We watched Batman Begins again over the weekend, and one line jumped out at me and provided something new to think about. During his training period, Liam Neeson's character tells Batman, "What you really fear is inside you." We've all heard variations on this theme, but put so succinctly, it provided me with a certain comfort, because I am in control of what is inside of me.
I have always viewed fear as an external thing; a shadowy presence outside of me which has the power to strike when I least expect it, paralyzing me from moving forward. The point of the scene in the movie was that everything we fear resides in us, and we must face those fears in order to conquer them.
I suppose for some people, the idea of looking inward is terrifying, but I have the opposite view. I want to be in control of my own life, and not give up that control to outside influences.
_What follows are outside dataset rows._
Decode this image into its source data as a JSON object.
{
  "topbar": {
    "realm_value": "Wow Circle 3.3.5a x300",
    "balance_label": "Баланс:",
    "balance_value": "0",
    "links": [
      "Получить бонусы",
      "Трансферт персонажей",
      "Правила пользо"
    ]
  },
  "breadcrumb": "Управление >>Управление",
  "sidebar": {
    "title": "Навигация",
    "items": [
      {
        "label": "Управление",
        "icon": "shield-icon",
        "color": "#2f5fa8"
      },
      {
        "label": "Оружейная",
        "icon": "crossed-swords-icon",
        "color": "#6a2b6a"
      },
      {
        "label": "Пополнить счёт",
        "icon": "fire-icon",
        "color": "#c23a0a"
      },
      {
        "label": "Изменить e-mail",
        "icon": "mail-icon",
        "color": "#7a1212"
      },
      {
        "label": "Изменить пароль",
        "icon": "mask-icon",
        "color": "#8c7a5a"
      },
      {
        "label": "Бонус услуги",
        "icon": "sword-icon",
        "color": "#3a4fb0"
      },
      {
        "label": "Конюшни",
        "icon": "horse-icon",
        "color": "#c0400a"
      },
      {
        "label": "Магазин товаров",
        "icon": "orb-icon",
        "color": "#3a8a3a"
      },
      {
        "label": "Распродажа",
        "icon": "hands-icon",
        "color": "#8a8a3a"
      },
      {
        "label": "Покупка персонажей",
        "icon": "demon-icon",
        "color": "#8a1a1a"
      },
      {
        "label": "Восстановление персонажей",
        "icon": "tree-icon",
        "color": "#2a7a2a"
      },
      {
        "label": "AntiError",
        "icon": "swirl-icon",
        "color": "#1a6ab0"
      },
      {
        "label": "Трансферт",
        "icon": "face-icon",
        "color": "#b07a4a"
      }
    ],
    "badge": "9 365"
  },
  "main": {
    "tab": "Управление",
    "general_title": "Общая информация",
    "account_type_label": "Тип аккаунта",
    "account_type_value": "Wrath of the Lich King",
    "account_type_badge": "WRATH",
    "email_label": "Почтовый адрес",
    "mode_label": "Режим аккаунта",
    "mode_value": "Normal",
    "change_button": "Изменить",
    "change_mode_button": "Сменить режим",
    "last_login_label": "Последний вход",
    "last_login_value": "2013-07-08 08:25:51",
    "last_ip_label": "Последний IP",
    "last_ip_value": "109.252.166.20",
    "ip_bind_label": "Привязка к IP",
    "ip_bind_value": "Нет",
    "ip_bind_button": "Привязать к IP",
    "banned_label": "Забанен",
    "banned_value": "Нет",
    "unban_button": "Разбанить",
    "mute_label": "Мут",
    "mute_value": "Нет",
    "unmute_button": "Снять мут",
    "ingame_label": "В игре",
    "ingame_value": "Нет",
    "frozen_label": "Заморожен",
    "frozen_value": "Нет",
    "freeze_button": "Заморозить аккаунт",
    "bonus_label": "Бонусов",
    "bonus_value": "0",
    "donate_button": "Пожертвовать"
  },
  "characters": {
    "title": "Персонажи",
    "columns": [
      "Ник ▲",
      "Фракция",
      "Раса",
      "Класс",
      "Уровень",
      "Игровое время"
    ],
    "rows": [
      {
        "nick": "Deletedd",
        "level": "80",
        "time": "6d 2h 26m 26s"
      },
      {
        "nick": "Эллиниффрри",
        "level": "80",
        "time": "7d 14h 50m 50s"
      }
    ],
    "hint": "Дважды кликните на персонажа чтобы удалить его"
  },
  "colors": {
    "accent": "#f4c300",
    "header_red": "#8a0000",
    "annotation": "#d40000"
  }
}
My greatest fears are likely similar to other people's: sickness, infirmity, death, poverty, violence, and airplane turbulence. Looking at them one by one, it becomes possible to isolate the root causes of each of them, and understand that I want to maintain control and not be surprised by anything.
No one wants to die, or at least the vast majority of the human population is afraid of the concept, but yet it's not a surprise to any of us. We are all going to die, but we have no idea when or how, and that element of surprise is therefore present in our every day lives. Many of my friends are thrill seekers and have learned to tame this fear in a way that I have yet to conquer, but some of those same people likely succumb to societal pressure in a way that I'm learning to untangle myself from.
In a very real way, we are all working on aspects of ourselves all of the time, and nothing is done in a moment. It takes years, or even our entire lifetime, to face our fears and find ways to master them. In a movie like Batman Begins, he is afraid of bats, so he forces himself into a cave where bats can fly all around him, and just like that, he's cured. It's not quite the same in real life. We come up against the same fears, over and over, and eventually find ways around some of our biggest issues.
Patience is required. I'm going to try to take the long range view of these things. I won't expect a miracle when I look inward to face my fears. I will give myself time to heal from what has hurt me and understand that growth is a very slow process, but the most rewarding thing we have as human beings. We are all in this life together, facing the same major terrors, and maybe we can encourage each other through the darkest of the valleys we encounter. If we know that we aren't the only ones with these fears, there is a chance we can fight them together, for there is safety and bravery in numbers.